Wywiad Borysa Budki dla „Die Zeit” jest krytykowany nie tylko przez polityków partii rządzącej. Senatorowie PO Andrzej Misiołek i Leszek Piechota wydali specjalne pismo w sprawie wywiadu Borysa Budki dla „Die Zeit”. Podkreślili, że odcinają się od tej części wypowiedzi Borysa Budki, w której sugeruje on, że „UE powinna stawiać Polsce ultimatum, być nieustępliwa, nieprzejednana, twarda i pokazać swoją siłę wobec Polski oraz grozić naszemu krajowi konsekwencjami w postaci sankcji, których domagałby się jako ostatni”.
Czytaj też:
Senatorowie PO odcinają się od słów Budki. „Niedopuszczalne”
Do oświadczenia senatorów odniósł się Borys Budka. – Miałem wrażenie, że to oświadczenie polityków PiS. Było oparte wyłącznie na przekazie formułowanym przez media prorządowe, które zmanipulowały moją wypowiedź – powiedział dla „Rzeczpospolitej”.
Polityk PO przekonywał też, że pominięto najbardziej wyrazisty fragment, w którym podkreśla, że jest ostatnią osobą, która chciałaby unijnych sankcji dla Polski. W rzeczywistości jednak senatorowie wcale nie pominęli tego fragmentu. O tym, że Budka „domagałby się sankcji jako ostatni” piszą w pierwszym akapicie dokumentu.
– Dla mnie najdziwniejsze jest to, że przecież jesteśmy kolegami z jednego ugrupowania, mamy swoje telefony, a senatorowie nie raczyli do mnie nawet zadzwonić. Wyprodukowali tekst bazujący na przeinaczeniach i półprawdach – dodał Budka.

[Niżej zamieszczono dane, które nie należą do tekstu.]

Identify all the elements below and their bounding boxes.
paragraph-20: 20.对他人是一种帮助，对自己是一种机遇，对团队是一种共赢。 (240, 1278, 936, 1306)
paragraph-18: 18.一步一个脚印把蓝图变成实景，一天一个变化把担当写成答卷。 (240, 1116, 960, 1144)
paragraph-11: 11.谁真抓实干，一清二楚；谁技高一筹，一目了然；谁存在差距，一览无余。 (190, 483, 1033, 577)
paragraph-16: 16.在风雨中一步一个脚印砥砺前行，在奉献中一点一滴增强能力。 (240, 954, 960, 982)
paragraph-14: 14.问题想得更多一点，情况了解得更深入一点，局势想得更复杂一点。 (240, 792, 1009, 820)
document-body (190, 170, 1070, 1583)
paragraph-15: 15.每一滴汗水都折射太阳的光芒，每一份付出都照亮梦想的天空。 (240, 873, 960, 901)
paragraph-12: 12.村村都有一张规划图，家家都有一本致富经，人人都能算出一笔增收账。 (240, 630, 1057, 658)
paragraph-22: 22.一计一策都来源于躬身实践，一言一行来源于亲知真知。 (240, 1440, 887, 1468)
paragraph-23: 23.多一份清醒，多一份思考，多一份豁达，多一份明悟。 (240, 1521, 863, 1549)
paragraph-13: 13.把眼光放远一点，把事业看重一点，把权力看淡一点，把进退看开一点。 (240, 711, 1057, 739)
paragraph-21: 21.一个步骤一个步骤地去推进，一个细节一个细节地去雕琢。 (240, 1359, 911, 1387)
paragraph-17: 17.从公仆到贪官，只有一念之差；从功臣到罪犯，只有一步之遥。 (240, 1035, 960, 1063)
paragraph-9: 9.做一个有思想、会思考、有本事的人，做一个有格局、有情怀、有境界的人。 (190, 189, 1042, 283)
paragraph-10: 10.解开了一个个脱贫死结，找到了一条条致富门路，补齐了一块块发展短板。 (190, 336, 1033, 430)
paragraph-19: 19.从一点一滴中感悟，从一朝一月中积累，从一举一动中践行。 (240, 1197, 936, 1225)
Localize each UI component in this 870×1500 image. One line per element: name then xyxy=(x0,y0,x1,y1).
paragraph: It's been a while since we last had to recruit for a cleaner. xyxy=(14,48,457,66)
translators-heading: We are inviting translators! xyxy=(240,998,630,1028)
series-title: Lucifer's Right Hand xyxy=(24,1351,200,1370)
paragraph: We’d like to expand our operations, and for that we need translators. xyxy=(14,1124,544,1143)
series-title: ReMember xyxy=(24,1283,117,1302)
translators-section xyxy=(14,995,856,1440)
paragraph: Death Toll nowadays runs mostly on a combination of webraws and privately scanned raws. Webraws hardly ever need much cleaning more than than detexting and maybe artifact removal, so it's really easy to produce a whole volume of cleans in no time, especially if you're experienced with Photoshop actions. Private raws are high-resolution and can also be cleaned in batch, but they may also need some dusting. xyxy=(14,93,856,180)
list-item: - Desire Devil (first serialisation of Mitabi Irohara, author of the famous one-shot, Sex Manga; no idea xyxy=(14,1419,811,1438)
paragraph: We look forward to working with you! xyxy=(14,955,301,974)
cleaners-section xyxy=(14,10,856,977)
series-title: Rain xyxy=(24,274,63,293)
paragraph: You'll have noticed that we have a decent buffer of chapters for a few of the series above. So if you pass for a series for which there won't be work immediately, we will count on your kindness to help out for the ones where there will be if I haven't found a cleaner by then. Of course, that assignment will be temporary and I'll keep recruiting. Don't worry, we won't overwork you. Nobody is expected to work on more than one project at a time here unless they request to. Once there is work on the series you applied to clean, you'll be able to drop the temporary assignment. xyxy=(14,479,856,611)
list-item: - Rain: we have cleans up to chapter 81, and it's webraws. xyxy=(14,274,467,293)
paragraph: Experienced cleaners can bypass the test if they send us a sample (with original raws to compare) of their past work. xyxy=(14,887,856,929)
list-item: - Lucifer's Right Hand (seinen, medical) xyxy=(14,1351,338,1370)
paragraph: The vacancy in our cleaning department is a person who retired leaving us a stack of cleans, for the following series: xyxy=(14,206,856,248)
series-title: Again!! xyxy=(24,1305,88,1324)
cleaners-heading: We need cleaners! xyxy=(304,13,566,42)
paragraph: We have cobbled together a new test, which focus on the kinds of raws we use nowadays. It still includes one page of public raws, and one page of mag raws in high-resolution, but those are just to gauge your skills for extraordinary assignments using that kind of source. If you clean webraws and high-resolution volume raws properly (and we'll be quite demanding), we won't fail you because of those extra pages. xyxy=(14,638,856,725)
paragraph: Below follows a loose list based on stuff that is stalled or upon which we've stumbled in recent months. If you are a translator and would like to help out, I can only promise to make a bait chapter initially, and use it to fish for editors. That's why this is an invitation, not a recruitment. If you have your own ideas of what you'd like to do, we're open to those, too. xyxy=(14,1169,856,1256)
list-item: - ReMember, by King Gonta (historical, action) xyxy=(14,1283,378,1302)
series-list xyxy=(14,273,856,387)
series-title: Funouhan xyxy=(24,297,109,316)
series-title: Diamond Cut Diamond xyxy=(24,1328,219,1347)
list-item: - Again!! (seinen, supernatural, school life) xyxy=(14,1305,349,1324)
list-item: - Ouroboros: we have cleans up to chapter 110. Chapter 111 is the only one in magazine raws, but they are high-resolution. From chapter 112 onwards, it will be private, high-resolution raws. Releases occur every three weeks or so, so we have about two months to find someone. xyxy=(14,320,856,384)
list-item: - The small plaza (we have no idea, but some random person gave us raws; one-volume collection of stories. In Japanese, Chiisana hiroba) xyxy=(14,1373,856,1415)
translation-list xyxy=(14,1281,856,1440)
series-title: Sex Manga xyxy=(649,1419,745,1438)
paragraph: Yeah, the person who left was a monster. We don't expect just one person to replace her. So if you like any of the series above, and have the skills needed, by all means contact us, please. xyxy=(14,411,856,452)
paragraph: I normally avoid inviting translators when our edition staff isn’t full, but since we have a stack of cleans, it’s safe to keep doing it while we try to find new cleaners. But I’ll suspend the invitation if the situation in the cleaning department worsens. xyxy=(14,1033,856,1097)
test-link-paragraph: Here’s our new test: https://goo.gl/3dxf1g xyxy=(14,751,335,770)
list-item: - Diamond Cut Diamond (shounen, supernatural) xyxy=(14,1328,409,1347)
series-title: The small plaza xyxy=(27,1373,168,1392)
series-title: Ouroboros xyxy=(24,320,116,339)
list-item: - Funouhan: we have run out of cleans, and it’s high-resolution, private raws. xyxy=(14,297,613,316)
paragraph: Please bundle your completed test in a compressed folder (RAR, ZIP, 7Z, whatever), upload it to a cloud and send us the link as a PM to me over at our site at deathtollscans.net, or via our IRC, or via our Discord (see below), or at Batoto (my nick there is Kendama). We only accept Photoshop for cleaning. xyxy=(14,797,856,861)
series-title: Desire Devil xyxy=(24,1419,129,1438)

Wiceszef PO zapewniał też, że o wywiadzie dla „Zeit Online” rozmawiał z Grzegorzem Schetyną, jak i ze Sławomirem Neumannem. – Szef klubu prosił mnie, bym opublikował autoryzowany tekst, który wysłałem do redakcji. Zrobiłem to – podkreślił. Budka zdradził też, że Schetyna powiedział mu wprost, iż grają drużynowo i nie mogą dać się skłócić.